Gladiator

Two zero-human AI companies. Same product. Different strategies. One winner.

Gladiator pits Blitz (growth-first, 4 agents) against Craft (quality-first, 5 agents) to maximize GitHub stars on identical starter repos. Nine Claude Sonnet agents run autonomously via Paperclip orchestration and Hermes Agent workers. A live dashboard visualizes the battle in real-time.
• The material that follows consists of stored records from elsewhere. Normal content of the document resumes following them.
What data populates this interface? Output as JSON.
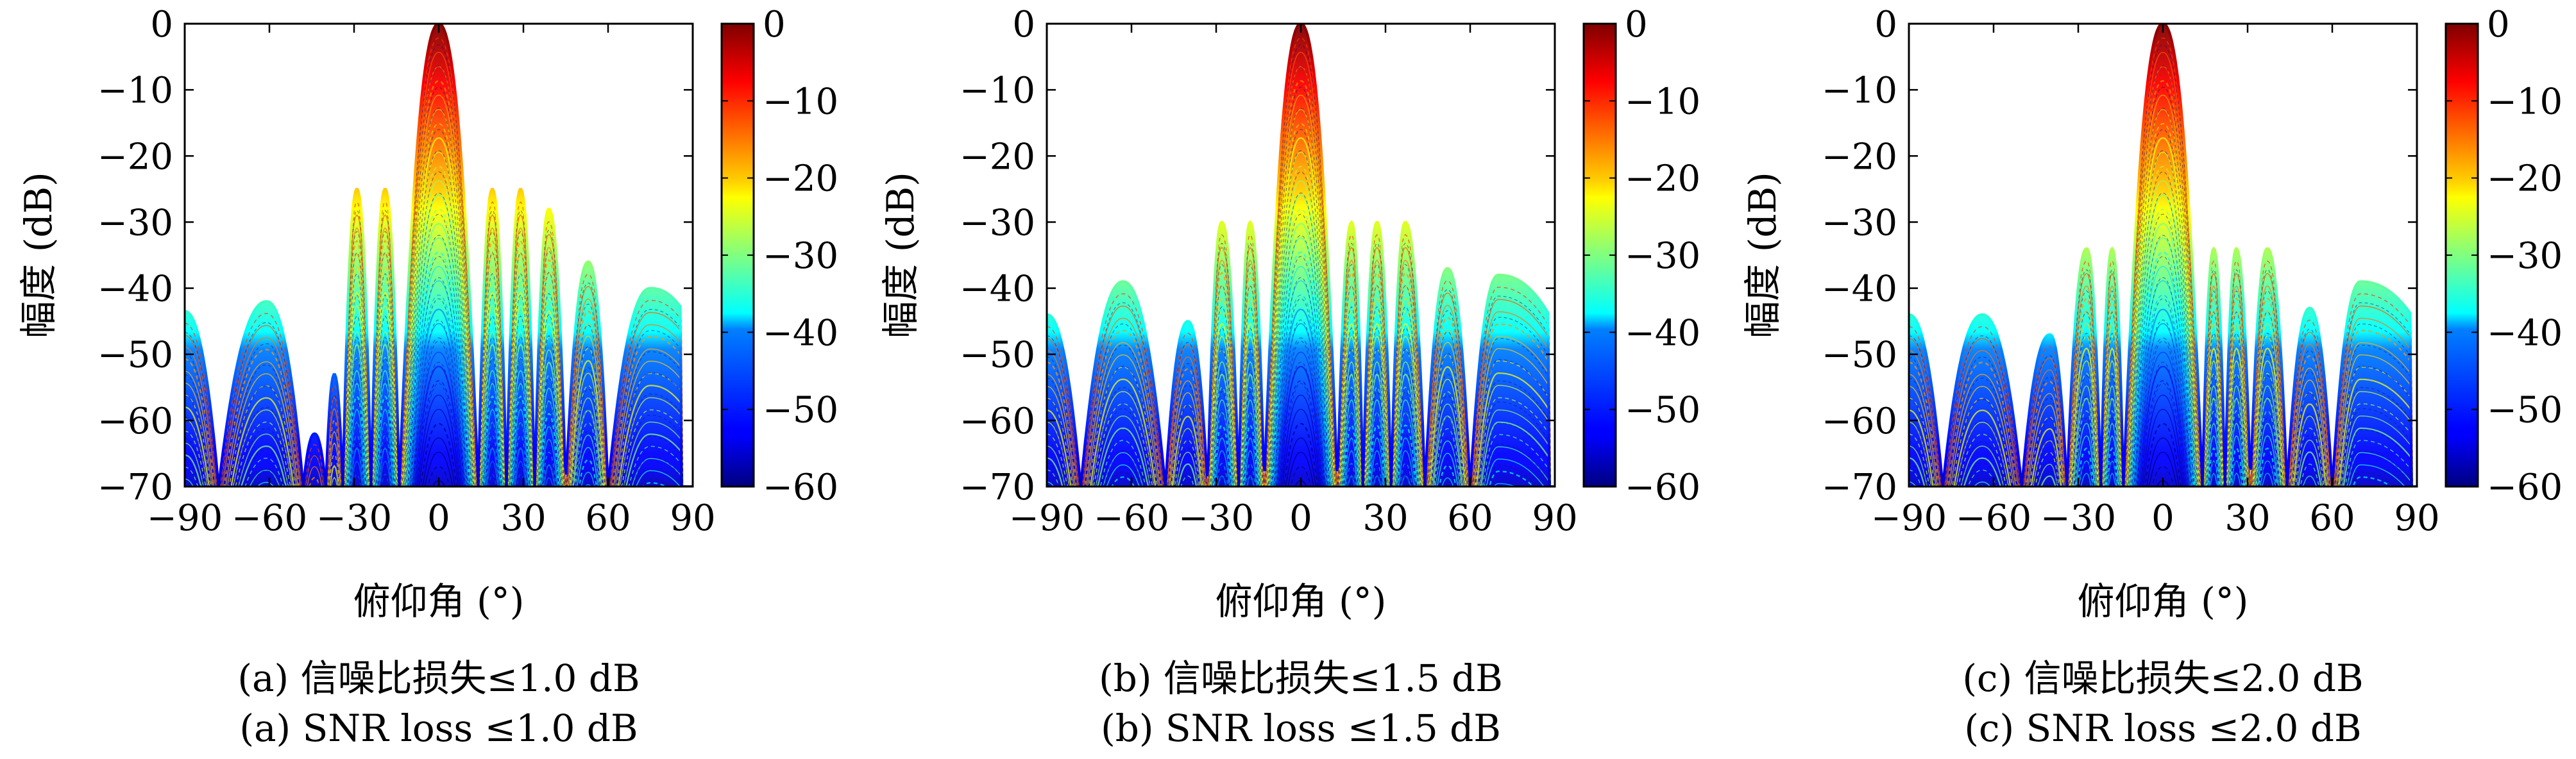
{
  "panels": [
    {
      "id": "a",
      "caption_cn": "(a) 信噪比损失≤1.0 dB",
      "caption_en": "(a) SNR loss ≤1.0 dB",
      "chart_data": {
        "type": "area",
        "xlabel": "俯仰角 (°)",
        "ylabel": "幅度 (dB)",
        "xlim": [
          -90,
          90
        ],
        "ylim": [
          -70,
          0
        ],
        "xticks": [
          -90,
          -60,
          -30,
          0,
          30,
          60,
          90
        ],
        "yticks": [
          0,
          -10,
          -20,
          -30,
          -40,
          -50,
          -60,
          -70
        ],
        "colorbar": {
          "colormap": "jet",
          "range": [
            -60,
            0
          ],
          "ticks": [
            0,
            -10,
            -20,
            -30,
            -40,
            -50,
            -60
          ]
        },
        "series": [
          {
            "lobes": [
              [
                -90,
                -43.5
              ],
              [
                -78,
                -70
              ],
              [
                -61,
                -42
              ],
              [
                -48,
                -70
              ],
              [
                -44,
                -62
              ],
              [
                -40,
                -70
              ],
              [
                -37,
                -53
              ],
              [
                -34,
                -70
              ],
              [
                -29,
                -25
              ],
              [
                -24,
                -70
              ],
              [
                -19,
                -25
              ],
              [
                -14,
                -70
              ],
              [
                0,
                0
              ],
              [
                14,
                -70
              ],
              [
                19,
                -25
              ],
              [
                24,
                -70
              ],
              [
                29,
                -25
              ],
              [
                34,
                -70
              ],
              [
                39,
                -28
              ],
              [
                45,
                -70
              ],
              [
                53,
                -36
              ],
              [
                60,
                -70
              ],
              [
                75,
                -40
              ],
              [
                86,
                -43
              ]
            ]
          }
        ]
      }
    },
    {
      "id": "b",
      "caption_cn": "(b) 信噪比损失≤1.5 dB",
      "caption_en": "(b) SNR loss ≤1.5 dB",
      "chart_data": {
        "type": "area",
        "xlabel": "俯仰角 (°)",
        "ylabel": "幅度 (dB)",
        "xlim": [
          -90,
          90
        ],
        "ylim": [
          -70,
          0
        ],
        "xticks": [
          -90,
          -60,
          -30,
          0,
          30,
          60,
          90
        ],
        "yticks": [
          0,
          -10,
          -20,
          -30,
          -40,
          -50,
          -60,
          -70
        ],
        "colorbar": {
          "colormap": "jet",
          "range": [
            -60,
            0
          ],
          "ticks": [
            0,
            -10,
            -20,
            -30,
            -40,
            -50,
            -60
          ]
        },
        "series": [
          {
            "lobes": [
              [
                -90,
                -44
              ],
              [
                -78,
                -70
              ],
              [
                -63,
                -39
              ],
              [
                -48,
                -70
              ],
              [
                -40,
                -45
              ],
              [
                -33,
                -70
              ],
              [
                -28,
                -30
              ],
              [
                -22,
                -70
              ],
              [
                -18,
                -30
              ],
              [
                -13,
                -70
              ],
              [
                0,
                0
              ],
              [
                13,
                -70
              ],
              [
                18,
                -30
              ],
              [
                22,
                -70
              ],
              [
                27,
                -30
              ],
              [
                32,
                -70
              ],
              [
                37,
                -30
              ],
              [
                44,
                -70
              ],
              [
                52,
                -37
              ],
              [
                60,
                -70
              ],
              [
                70,
                -38
              ],
              [
                88,
                -44
              ]
            ]
          }
        ]
      }
    },
    {
      "id": "c",
      "caption_cn": "(c) 信噪比损失≤2.0 dB",
      "caption_en": "(c) SNR loss ≤2.0 dB",
      "chart_data": {
        "type": "area",
        "xlabel": "俯仰角 (°)",
        "ylabel": "幅度 (dB)",
        "xlim": [
          -90,
          90
        ],
        "ylim": [
          -70,
          0
        ],
        "xticks": [
          -90,
          -60,
          -30,
          0,
          30,
          60,
          90
        ],
        "yticks": [
          0,
          -10,
          -20,
          -30,
          -40,
          -50,
          -60,
          -70
        ],
        "colorbar": {
          "colormap": "jet",
          "range": [
            -60,
            0
          ],
          "ticks": [
            0,
            -10,
            -20,
            -30,
            -40,
            -50,
            -60
          ]
        },
        "series": [
          {
            "lobes": [
              [
                -90,
                -44
              ],
              [
                -78,
                -70
              ],
              [
                -64,
                -44
              ],
              [
                -50,
                -70
              ],
              [
                -40,
                -47
              ],
              [
                -34,
                -70
              ],
              [
                -27,
                -34
              ],
              [
                -22,
                -70
              ],
              [
                -18,
                -34
              ],
              [
                -14,
                -70
              ],
              [
                0,
                0
              ],
              [
                14,
                -70
              ],
              [
                18,
                -34
              ],
              [
                22,
                -70
              ],
              [
                26,
                -34
              ],
              [
                31,
                -70
              ],
              [
                37,
                -34
              ],
              [
                44,
                -70
              ],
              [
                52,
                -43
              ],
              [
                60,
                -70
              ],
              [
                70,
                -39
              ],
              [
                88,
                -44
              ]
            ]
          }
        ]
      }
    }
  ]
}
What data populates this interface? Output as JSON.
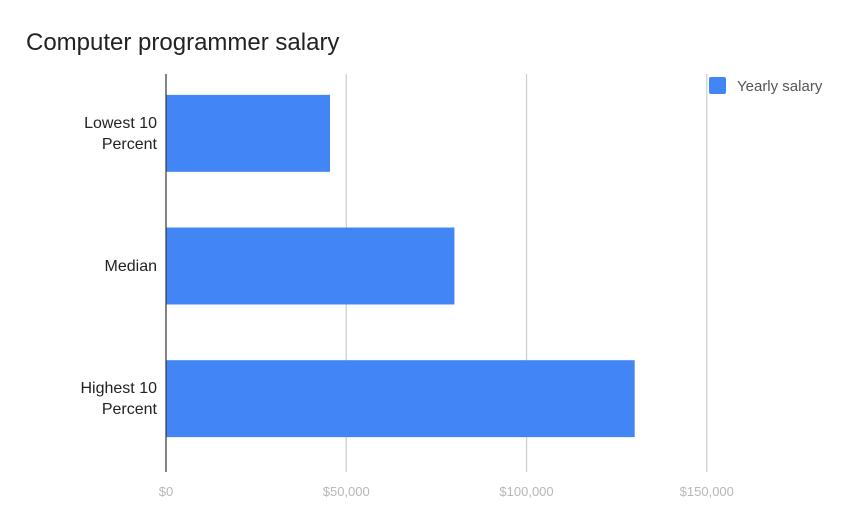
{
  "chart_data": {
    "type": "bar",
    "orientation": "horizontal",
    "title": "Computer programmer salary",
    "xlabel": "",
    "ylabel": "",
    "categories": [
      [
        "Lowest 10",
        "Percent"
      ],
      [
        "Median"
      ],
      [
        "Highest 10",
        "Percent"
      ]
    ],
    "series": [
      {
        "name": "Yearly salary",
        "color": "#4285f4",
        "values": [
          45500,
          80000,
          130000
        ]
      }
    ],
    "xlim": [
      0,
      190000
    ],
    "ticks": [
      {
        "value": 0,
        "label": "$0"
      },
      {
        "value": 50000,
        "label": "$50,000"
      },
      {
        "value": 100000,
        "label": "$100,000"
      },
      {
        "value": 150000,
        "label": "$150,000"
      }
    ],
    "grid": true,
    "legend_position": "top-right"
  }
}
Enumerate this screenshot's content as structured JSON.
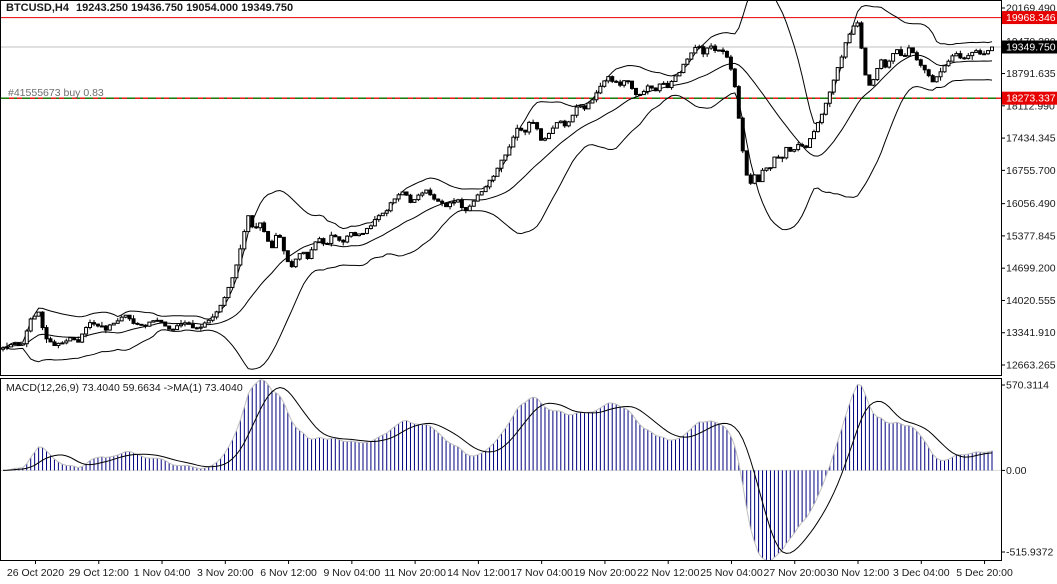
{
  "header": {
    "symbol_period": "BTCUSD,H4",
    "ohlc": "19243.250 19436.750 19054.000 19349.750",
    "open": "19243.250",
    "high": "19436.750",
    "low": "19054.000",
    "close": "19349.750"
  },
  "order": {
    "label": "#41555673 buy 0.83",
    "price": 18273.337
  },
  "colors": {
    "red": "#e60000",
    "green_dash": "#007f00",
    "silver": "#c0c0c0",
    "navy": "#000080",
    "black": "#000000",
    "background": "#ffffff"
  },
  "price_axis": {
    "ticks": [
      "20169.490",
      "19470.280",
      "18791.635",
      "18112.990",
      "17434.345",
      "16755.700",
      "16056.490",
      "15377.845",
      "14699.200",
      "14020.555",
      "13341.910",
      "12663.265"
    ],
    "boxed_labels": [
      {
        "text": "19968.346",
        "price": 19968.346,
        "bg": "red"
      },
      {
        "text": "19349.750",
        "price": 19349.75,
        "bg": "black"
      },
      {
        "text": "18273.337",
        "price": 18273.337,
        "bg": "red"
      }
    ]
  },
  "time_axis": {
    "labels": [
      "26 Oct 2020",
      "29 Oct 12:00",
      "1 Nov 04:00",
      "3 Nov 20:00",
      "6 Nov 12:00",
      "9 Nov 04:00",
      "11 Nov 20:00",
      "14 Nov 12:00",
      "17 Nov 04:00",
      "19 Nov 20:00",
      "22 Nov 12:00",
      "25 Nov 04:00",
      "27 Nov 20:00",
      "30 Nov 12:00",
      "3 Dec 04:00",
      "5 Dec 20:00"
    ]
  },
  "macd_pane": {
    "label": "MACD(12,26,9) 73.4040 59.6634  ->MA(1) 73.4040",
    "axis_max": "570.3114",
    "axis_zero": "0.00",
    "axis_min": "-515.9372"
  },
  "chart_data": {
    "type": "candlestick",
    "title": "BTCUSD H4 with Bollinger Bands and MACD(12,26,9)",
    "symbol": "BTCUSD",
    "timeframe": "H4",
    "ylim": [
      12663.265,
      20169.49
    ],
    "macd_ylim": [
      -515.9372,
      570.3114
    ],
    "grid": false,
    "marked_levels": [
      {
        "price": 19968.346,
        "style": "red-solid"
      },
      {
        "price": 19349.75,
        "style": "silver-current-price"
      },
      {
        "price": 18273.337,
        "style": "red-solid-with-green-dash-buy-order"
      }
    ],
    "indicators": {
      "bollinger": {
        "period": 20,
        "deviation": 2
      },
      "macd": {
        "fast": 12,
        "slow": 26,
        "signal": 9,
        "extra_ma": 1,
        "current": 73.404,
        "current_signal": 59.6634
      }
    },
    "price_path": [
      [
        3,
        13020
      ],
      [
        12,
        13100
      ],
      [
        22,
        13060
      ],
      [
        32,
        13690
      ],
      [
        40,
        13760
      ],
      [
        44,
        13300
      ],
      [
        52,
        13080
      ],
      [
        62,
        13150
      ],
      [
        70,
        13230
      ],
      [
        78,
        13120
      ],
      [
        88,
        13560
      ],
      [
        98,
        13500
      ],
      [
        106,
        13420
      ],
      [
        116,
        13600
      ],
      [
        126,
        13700
      ],
      [
        134,
        13510
      ],
      [
        144,
        13480
      ],
      [
        152,
        13620
      ],
      [
        162,
        13570
      ],
      [
        170,
        13380
      ],
      [
        178,
        13480
      ],
      [
        186,
        13580
      ],
      [
        194,
        13420
      ],
      [
        202,
        13480
      ],
      [
        210,
        13620
      ],
      [
        218,
        13800
      ],
      [
        226,
        14150
      ],
      [
        234,
        14600
      ],
      [
        241,
        15150
      ],
      [
        248,
        15820
      ],
      [
        254,
        15480
      ],
      [
        260,
        15680
      ],
      [
        266,
        15350
      ],
      [
        272,
        15150
      ],
      [
        278,
        15480
      ],
      [
        284,
        15050
      ],
      [
        290,
        14680
      ],
      [
        296,
        14900
      ],
      [
        302,
        15080
      ],
      [
        308,
        14880
      ],
      [
        314,
        15250
      ],
      [
        320,
        15320
      ],
      [
        326,
        15180
      ],
      [
        332,
        15400
      ],
      [
        338,
        15300
      ],
      [
        344,
        15250
      ],
      [
        350,
        15480
      ],
      [
        356,
        15380
      ],
      [
        362,
        15420
      ],
      [
        368,
        15550
      ],
      [
        374,
        15680
      ],
      [
        380,
        15820
      ],
      [
        386,
        15900
      ],
      [
        392,
        16100
      ],
      [
        398,
        16250
      ],
      [
        404,
        16320
      ],
      [
        410,
        16080
      ],
      [
        416,
        16200
      ],
      [
        422,
        16300
      ],
      [
        428,
        16320
      ],
      [
        434,
        16150
      ],
      [
        440,
        16080
      ],
      [
        446,
        15980
      ],
      [
        452,
        16080
      ],
      [
        458,
        16150
      ],
      [
        464,
        15880
      ],
      [
        470,
        15990
      ],
      [
        476,
        16180
      ],
      [
        482,
        16300
      ],
      [
        488,
        16480
      ],
      [
        494,
        16650
      ],
      [
        500,
        16900
      ],
      [
        506,
        17100
      ],
      [
        512,
        17380
      ],
      [
        518,
        17650
      ],
      [
        524,
        17520
      ],
      [
        530,
        17820
      ],
      [
        536,
        17720
      ],
      [
        542,
        17350
      ],
      [
        548,
        17480
      ],
      [
        554,
        17700
      ],
      [
        560,
        17820
      ],
      [
        566,
        17680
      ],
      [
        572,
        17880
      ],
      [
        578,
        18120
      ],
      [
        584,
        18050
      ],
      [
        590,
        18200
      ],
      [
        596,
        18350
      ],
      [
        602,
        18600
      ],
      [
        608,
        18720
      ],
      [
        614,
        18620
      ],
      [
        620,
        18550
      ],
      [
        626,
        18700
      ],
      [
        632,
        18480
      ],
      [
        638,
        18280
      ],
      [
        644,
        18420
      ],
      [
        650,
        18550
      ],
      [
        656,
        18420
      ],
      [
        662,
        18650
      ],
      [
        668,
        18480
      ],
      [
        674,
        18700
      ],
      [
        680,
        18850
      ],
      [
        686,
        19050
      ],
      [
        692,
        19250
      ],
      [
        698,
        19380
      ],
      [
        704,
        19200
      ],
      [
        710,
        19400
      ],
      [
        716,
        19280
      ],
      [
        722,
        19320
      ],
      [
        728,
        19080
      ],
      [
        734,
        18650
      ],
      [
        739,
        17850
      ],
      [
        744,
        16950
      ],
      [
        749,
        16380
      ],
      [
        754,
        16700
      ],
      [
        759,
        16520
      ],
      [
        764,
        16880
      ],
      [
        769,
        16720
      ],
      [
        775,
        17080
      ],
      [
        781,
        16980
      ],
      [
        787,
        17250
      ],
      [
        793,
        17120
      ],
      [
        799,
        17350
      ],
      [
        805,
        17220
      ],
      [
        811,
        17450
      ],
      [
        817,
        17700
      ],
      [
        823,
        18020
      ],
      [
        829,
        18380
      ],
      [
        835,
        18750
      ],
      [
        841,
        19120
      ],
      [
        847,
        19500
      ],
      [
        853,
        19800
      ],
      [
        858,
        19880
      ],
      [
        862,
        19250
      ],
      [
        866,
        18680
      ],
      [
        871,
        18480
      ],
      [
        876,
        18820
      ],
      [
        881,
        19080
      ],
      [
        886,
        18920
      ],
      [
        891,
        19150
      ],
      [
        897,
        19280
      ],
      [
        903,
        19120
      ],
      [
        909,
        19320
      ],
      [
        915,
        19160
      ],
      [
        921,
        18980
      ],
      [
        927,
        18820
      ],
      [
        933,
        18620
      ],
      [
        939,
        18780
      ],
      [
        945,
        18950
      ],
      [
        951,
        19120
      ],
      [
        957,
        19220
      ],
      [
        963,
        19080
      ],
      [
        969,
        19180
      ],
      [
        975,
        19280
      ],
      [
        981,
        19160
      ],
      [
        987,
        19240
      ],
      [
        992,
        19349.75
      ]
    ]
  }
}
Built for the Nous Research Hermes Agent Hackathon (March 2026). Demo video.

What you’ll see

Landing page: the product (llm-judge), the rules and the two rival companies
Live dashboard: scoreboard, task boards, code comparison, audit trail, learning evidence, merge controls
Competition: 9 agents complete 10 tasks in ~6 minutes, creating skills, growing memory and writing code
Winner announcement: auto-detects completion, declares winner by projected GitHub stars
Merge: companies unite, skills transfer across teams, proving Hermes learning is real

Architecture

Component	Tech	Port
Paperclip	Node.js + PostgreSQL 16	3100
Hermes Agent	Python CLI + Anthropic API	-
Dashboard	FastAPI + SSE + vanilla JS	4000
Evidence DB	SQLite (WAL mode)	-
Watcher	Python daemon	-

Hermes features used

Feature	How it’s used	Evidence
Skills	Agents create reusable SKILL.md files after complex tasks	`skill_snapshots` table, version diffs
Memory	Agents save strategies and learnings to MEMORY.md	`memory_snapshots` table, char growth
Sessions	Session IDs chain across heartbeats	`heartbeat_metrics.session_id`
Skill usage	Agents reference and apply their learned skills	`skill_usage_events` table
Cross-agent learning	Post-merge: agents use skills from rival team	`learning_milestones` type=cross_agent

Paperclip orchestration

Companies define budget and organizational structure
Agents are autonomous workers with roles, models and heartbeat intervals
Issues are tasks assigned to agents (checkout, work, mark done)
Heartbeats trigger agent execution at configured intervals
The hermes_local adapter spawns hermes chat -q "prompt" -Q as a subprocess

The merger

After the competition, a merge script combines both companies into “Gladiator United.” It deduplicates Hermes skill libraries, keeps the highest-versioned copy of each skill and copies everything into a shared HERMES_HOME. A post-merge task assigns a former Blitz engineer to load and apply a Craft-authored skill, producing a verifiable cross-agent learning event on the dashboard.

Evidence and tracing

A Python watcher daemon polls Paperclip’s heartbeat API every 10 seconds and snapshots all Hermes learning artifacts into SQLite. Five tables track skill creation and versioning, memory growth per heartbeat, token usage and cost per agent, skill usage events and auto-detected learning milestones. The evidence database is the single source of truth for the dashboard control plane, where every panel (scoreboard, task boards, learning evidence, cost tracking) queries it directly. A typical run produces 19 skills, 49 learning milestones and 387 evidence records.

Total API cost: $5-6 per competition.